Yaoundé — Le gouvernement camerounais a confirmé, lundi 6 avril 2026, la mort de seize de ses ressortissants impliqués dans le conflit en Ukraine, après la transmission officielle d’une liste par les autorités russes.
Dans un communiqué publié par le ministère camerounais des Relations extérieures, Yaoundé indique avoir reçu de l’ambassade de Russie une liste de citoyens « de nationalité camerounaise qui exerçaient dans la zone d’opération militaire spéciale », expression utilisée par Moscou pour désigner la guerre menée en Ukraine depuis février 2022.
Selon les autorités camerounaises, cette liste fait état de seize décès parmi des Camerounais présents sur le théâtre des opérations militaires. Aucun détail supplémentaire n’a été fourni concernant les circonstances exactes des morts, les dates des décès ni les statuts précis des personnes concernées.
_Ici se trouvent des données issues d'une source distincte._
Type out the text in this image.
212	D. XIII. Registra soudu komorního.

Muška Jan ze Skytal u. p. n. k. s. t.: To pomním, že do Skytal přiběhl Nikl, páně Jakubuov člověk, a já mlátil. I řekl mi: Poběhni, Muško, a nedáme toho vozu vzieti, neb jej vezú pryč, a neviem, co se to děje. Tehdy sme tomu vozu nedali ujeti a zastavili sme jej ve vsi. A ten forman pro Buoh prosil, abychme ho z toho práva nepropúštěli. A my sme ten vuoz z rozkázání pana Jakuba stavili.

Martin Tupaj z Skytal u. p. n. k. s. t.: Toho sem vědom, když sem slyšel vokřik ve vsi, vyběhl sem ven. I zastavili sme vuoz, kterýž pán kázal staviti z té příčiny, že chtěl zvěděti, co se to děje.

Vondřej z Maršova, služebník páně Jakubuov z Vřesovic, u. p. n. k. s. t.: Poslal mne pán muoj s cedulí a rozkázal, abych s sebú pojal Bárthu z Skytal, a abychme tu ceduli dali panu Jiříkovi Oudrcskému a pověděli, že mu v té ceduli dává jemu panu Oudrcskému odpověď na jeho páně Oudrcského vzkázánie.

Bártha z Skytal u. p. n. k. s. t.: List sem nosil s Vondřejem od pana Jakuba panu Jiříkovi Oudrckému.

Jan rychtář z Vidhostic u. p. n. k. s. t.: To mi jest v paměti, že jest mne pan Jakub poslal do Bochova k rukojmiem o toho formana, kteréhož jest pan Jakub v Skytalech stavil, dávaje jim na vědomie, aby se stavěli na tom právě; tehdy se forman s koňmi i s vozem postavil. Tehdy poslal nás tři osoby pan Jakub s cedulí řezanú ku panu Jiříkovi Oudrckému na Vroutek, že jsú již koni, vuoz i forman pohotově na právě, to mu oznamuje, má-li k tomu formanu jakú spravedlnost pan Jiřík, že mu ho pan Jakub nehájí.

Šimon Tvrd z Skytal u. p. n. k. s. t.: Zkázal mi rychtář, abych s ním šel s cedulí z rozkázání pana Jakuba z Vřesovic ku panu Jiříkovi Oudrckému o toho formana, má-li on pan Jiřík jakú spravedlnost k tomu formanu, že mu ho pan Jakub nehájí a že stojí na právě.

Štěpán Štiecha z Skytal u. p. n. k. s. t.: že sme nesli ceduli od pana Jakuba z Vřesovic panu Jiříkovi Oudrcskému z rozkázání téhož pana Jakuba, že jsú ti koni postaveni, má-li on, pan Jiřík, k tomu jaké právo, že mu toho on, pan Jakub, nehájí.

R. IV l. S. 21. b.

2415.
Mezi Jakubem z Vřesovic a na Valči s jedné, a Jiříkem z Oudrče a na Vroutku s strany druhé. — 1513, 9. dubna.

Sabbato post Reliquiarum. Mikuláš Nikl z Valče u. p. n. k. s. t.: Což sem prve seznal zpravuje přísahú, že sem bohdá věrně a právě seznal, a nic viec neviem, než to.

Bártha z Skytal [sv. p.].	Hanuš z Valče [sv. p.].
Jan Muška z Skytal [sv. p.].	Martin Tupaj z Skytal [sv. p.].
Depuis le début du conflit, plusieurs rapports internationaux ont évoqué la présence d’étrangers, notamment africains, recrutés pour combattre aux côtés des forces russes. Certains auraient signé des contrats militaires, tandis que d’autres auraient été attirés par des promesses d’emploi ou d’études avant de se retrouver engagés dans la guerre.
La confirmation officielle par Yaoundé marque l’une des premières reconnaissances publiques de pertes humaines camerounaises liées directement au conflit russo-ukrainien.
Au Cameroun, cette annonce suscite inquiétude et interrogations, notamment parmi les familles de jeunes partis à l’étranger ces dernières années. Plusieurs organisations de la société civile avaient déjà alerté sur des cas de disparitions ou de recrutements opaques impliquant des ressortissants africains en Russie.
Les autorités camerounaises assurent poursuivre les démarches diplomatiques afin d’obtenir davantage d’informations sur l’identité des victimes, leurs conditions d’engagement et les modalités de rapatriement éventuel des dépouilles.
Plus de quatre ans après le début de la guerre en Ukraine, le conflit continue d’avoir des répercussions bien au-delà de l’Europe, impliquant indirectement des citoyens de différents continents.
La publication de cette liste rappelle l’extension internationale du conflit et les risques encourus par des ressortissants étrangers engagés, volontairement ou non, dans les opérations militaires.